You realize of course that the textbook could easily get rid of the factor 4, by simply introducing a new constant q = 4p, which leads to the same formula but without the puzzling factor. The fact that the "4" is included suggests that the constant "p" has some special significance, which would be lost if the equation were written otherwise.
This indeed is the case.
When you define a parabola by its equation
(x – h)2 = 4 p (y–k)
you are using coordinate geometry, invented by Descartes in the 1600s. Today we prefer such a definition, because it allows geometrical properties to be handled by means of numbers, and our age is very, very good in handling numbers.
The ancient Greeks, the first to study parabolas, were not so good with numbers (maybe because they lacked the decimal system), but they were very good at pure geometry. They defined a parabola as the collection of points, each of which had the same distance -- call it "q"--from some point F, its focus, as it had from a straight line, which they called the "directrix" of the parabola.
Let us try to translate this condition into the language of coordinate geometry. Get some paper, draw on it (x,y) axes, and add a freehand sketch of the parabola y = x2 , passing through the origin and rising above it symmetrically, on both sides of the y-axis. You need not number the axes. After that please follow one by one the steps outlined below, on paper. Do not try to skip anything, and proceed past any point only after everything preceding is clear. Then when you are done, explain it all to your math teacher.
On the graph you drew above, mark a point D= (0, –q) a distance q below the origin. Place D about as far from the origin as 1/4 of the height of the y axis you have drawn rising above it. Draw through D a straight line parallel to the x-axis (its equation is y=–q). That will be the directrix.
By symmetry, you expect the focus F to be on the y-axis (only then does the Greek condition produce a curve symmetric with respect to that axis). The origin is one of the points of the parabola, at a distance q from the directrix, so by the Greek condition, the focus F is a distance q on the other side, at the point (0, q).
Next, mark some point P = (x,y) on your parabola; to best illustrate the argument, choose it with y of about 2q or 3q. Also draw a perpendicular line from P to the directrix, a line parallel to the y-axis.

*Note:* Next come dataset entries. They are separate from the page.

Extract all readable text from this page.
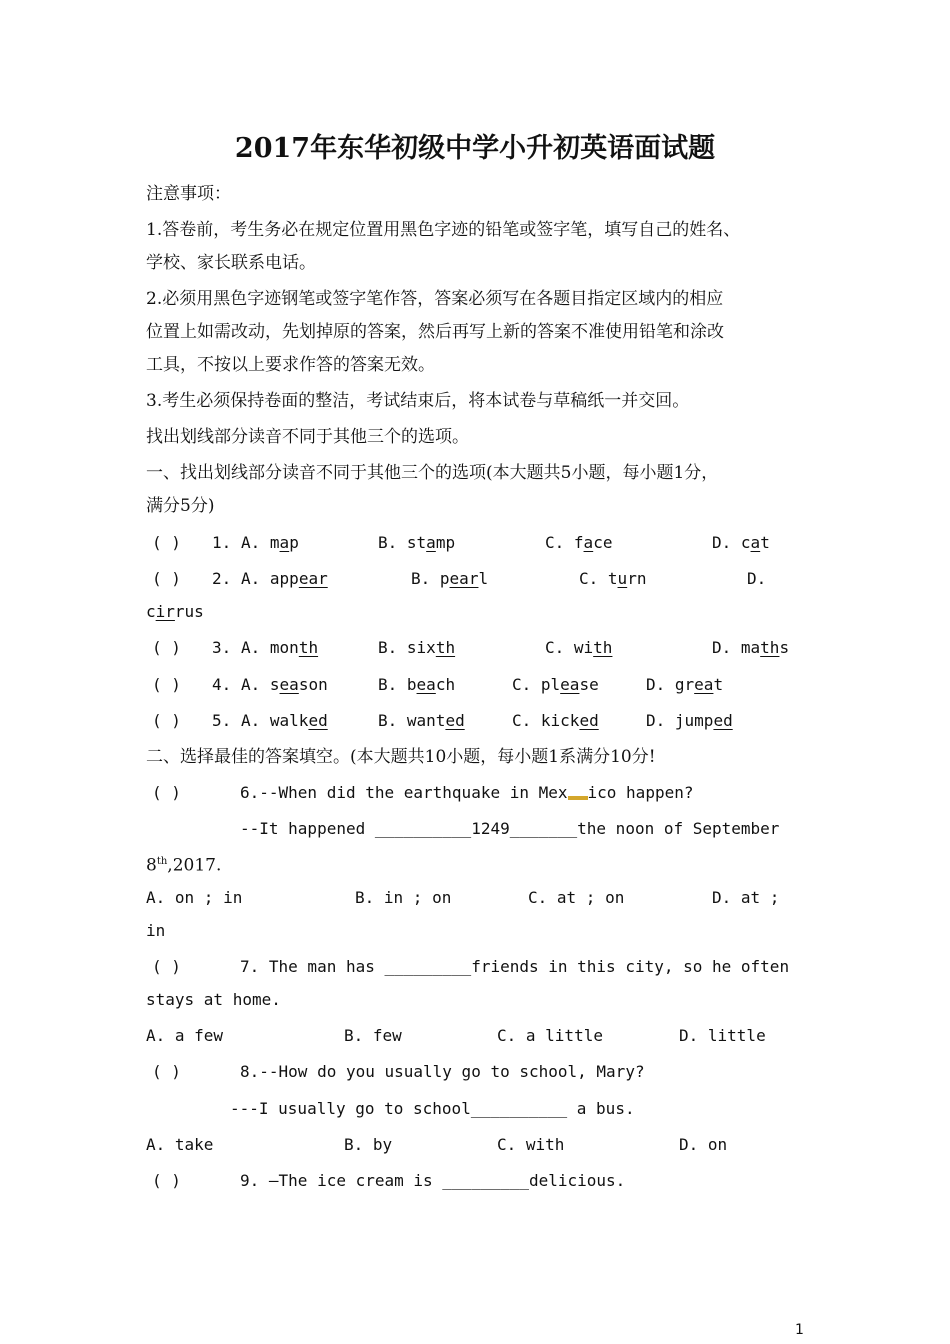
2017年东华初级中学小升初英语面试题
注意事项：
1.答卷前，考生务必在规定位置用黑色字迹的铅笔或签字笔，填写自己的姓名、
学校、家长联系电话。
2.必须用黑色字迹钢笔或签字笔作答，答案必须写在各题目指定区域内的相应
位置上如需改动，先划掉原的答案，然后再写上新的答案不准使用铅笔和涂改
工具，不按以上要求作答的答案无效。
3.考生必须保持卷面的整洁，考试结束后，将本试卷与草稿纸一并交回。
找出划线部分读音不同于其他三个的选项。
一、找出划线部分读音不同于其他三个的选项(本大题共5小题，每小题1分，
满分5分)
( ) 1. A. map	B. stamp	C. face	D. cat
( ) 2. A. appear	B. pearl	C. turn	D.
cirrus
( ) 3. A. month	B. sixth	C. with	D. maths
( ) 4. A. season	B. beach	C. please	D. great
( ) 5. A. walked	B. wanted	C. kicked	D. jumped
二、选择最佳的答案填空。(本大题共10小题，每小题1系满分10分!
( )	6.--When did the earthquake in Mex ico happen?
--It happened __________1249_______the noon of September
8th,2017.
A. on ; in	B. in ; on	C. at ; on	D. at ;
in
( )	7. The man has _________friends in this city, so he often
stays at home.
A. a few	B. few	C. a little	D. little
( )	8.--How do you usually go to school, Mary?
---I usually go to school__________ a bus.
A. take	B. by	C. with	D. on
( )	9. –The ice cream is _________delicious.
1
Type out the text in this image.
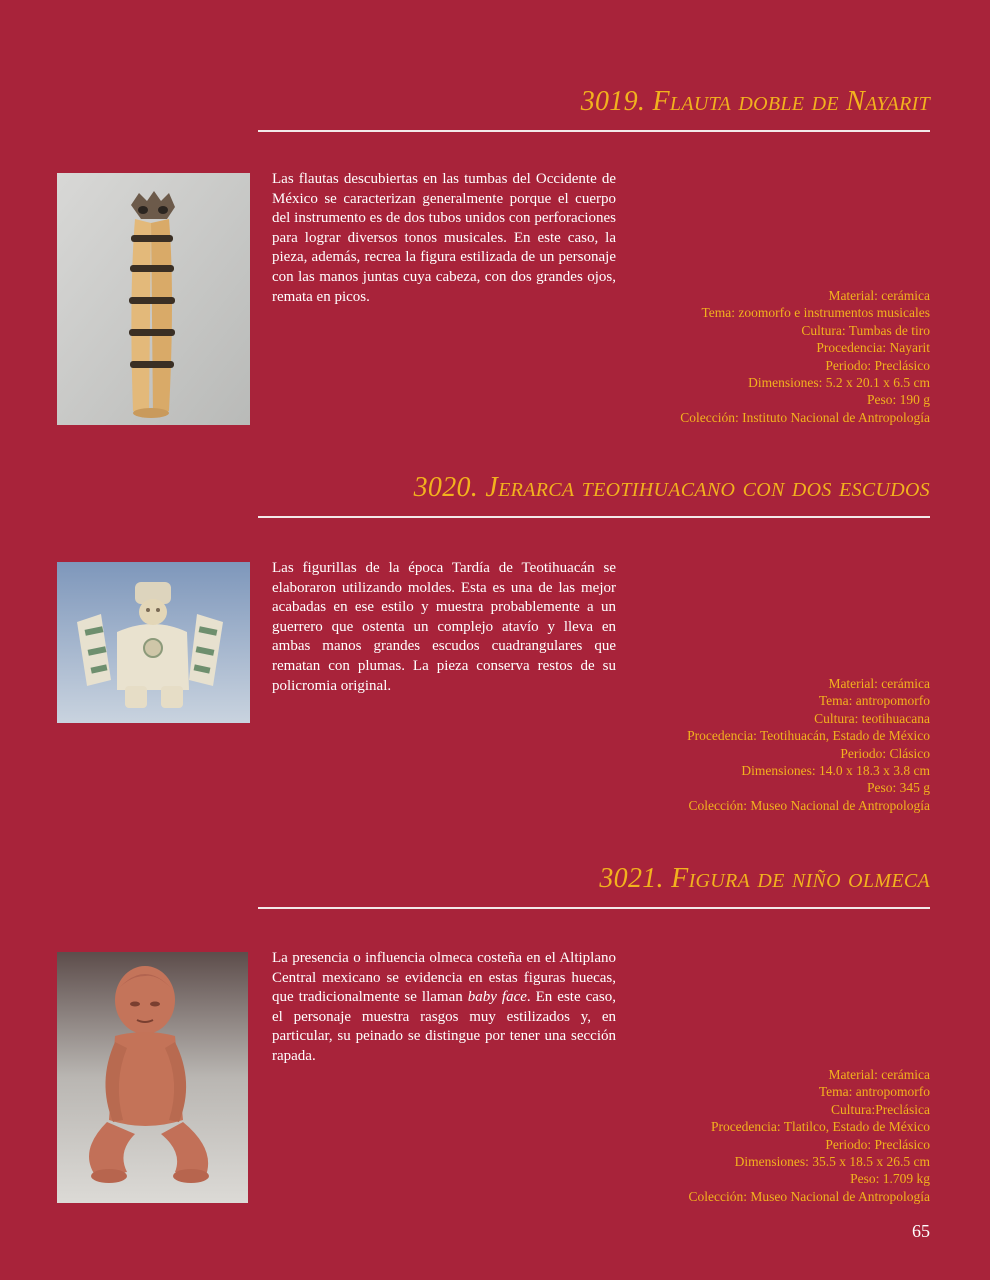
3019. Flauta doble de Nayarit
Las flautas descubiertas en las tumbas del Occidente de México se caracterizan generalmente porque el cuerpo del instrumento es de dos tubos unidos con perforaciones para lograr diversos tonos musicales. En este caso, la pieza, además, recrea la figura estilizada de un personaje con las manos juntas cuya cabeza, con dos grandes ojos, remata en picos.	Material: cerámica
Tema: zoomorfo e instrumentos musicales
Cultura: Tumbas de tiro
Procedencia: Nayarit
Periodo: Preclásico
Dimensiones: 5.2 x 20.1 x 6.5 cm
Peso: 190 g
Colección: Instituto Nacional de Antropología
3020. Jerarca teotihuacano con dos escudos
Las figurillas de la época Tardía de Teotihuacán se elaboraron utilizando moldes. Esta es una de las mejor acabadas en ese estilo y muestra probablemente a un guerrero que ostenta un complejo atavío y lleva en ambas manos grandes escudos cuadrangulares que rematan con plumas. La pieza conserva restos de su policromia original.	Material: cerámica
Tema: antropomorfo
Cultura: teotihuacana
Procedencia: Teotihuacán, Estado de México
Periodo: Clásico
Dimensiones: 14.0 x 18.3 x 3.8 cm
Peso: 345 g
Colección: Museo Nacional de Antropología
3021. Figura de niño olmeca
La presencia o influencia olmeca costeña en el Altiplano Central mexicano se evidencia en estas figuras huecas, que tradicionalmente se llaman baby face. En este caso, el personaje muestra rasgos muy estilizados y, en particular, su peinado se distingue por tener una sección rapada.
Material: cerámica
Tema: antropomorfo
Cultura:Preclásica
Procedencia: Tlatilco, Estado de México
Periodo: Preclásico
Dimensiones: 35.5 x 18.5 x 26.5 cm
Peso: 1.709 kg
Colección: Museo Nacional de Antropología
65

Say it meets the directrix at point Q=(x, –q).
You have drawn PQ, now add one last line PF. By the Greek definition, they are equal in length
PF = PQ
PQ = y + q
(PF)2 = (y+q)2
Expressing (PF) 2 by the theorem of Pythagoras
(y–q) 2 + x2 = (y+q) 2
Multiply out the squares! You find you can now subtract from both sides y2 and also q2, leaving just
–2yq + x2 = 2yq
x2 = 4qy
But suppose we are working, not in (x,y) coordinates where the lowest point of the parabola happens to strike the origin, but in (X,Y) coordinates, at which the lowest point is at some arbitrary point (X,Y) = (h,k) . The connection between the two systems is a simple shift in x and y :
x = (X–h) y = (Y–k)
The equation of the parabola now becomes
(X–h)2 = 4q(Y–k)
That is of course your formula. You can see that when the factor 4 is included, then q (or p in your version) has a geometrical meaning, it is the equal distance which all points on the parabola maintain, from a point and from a straight line.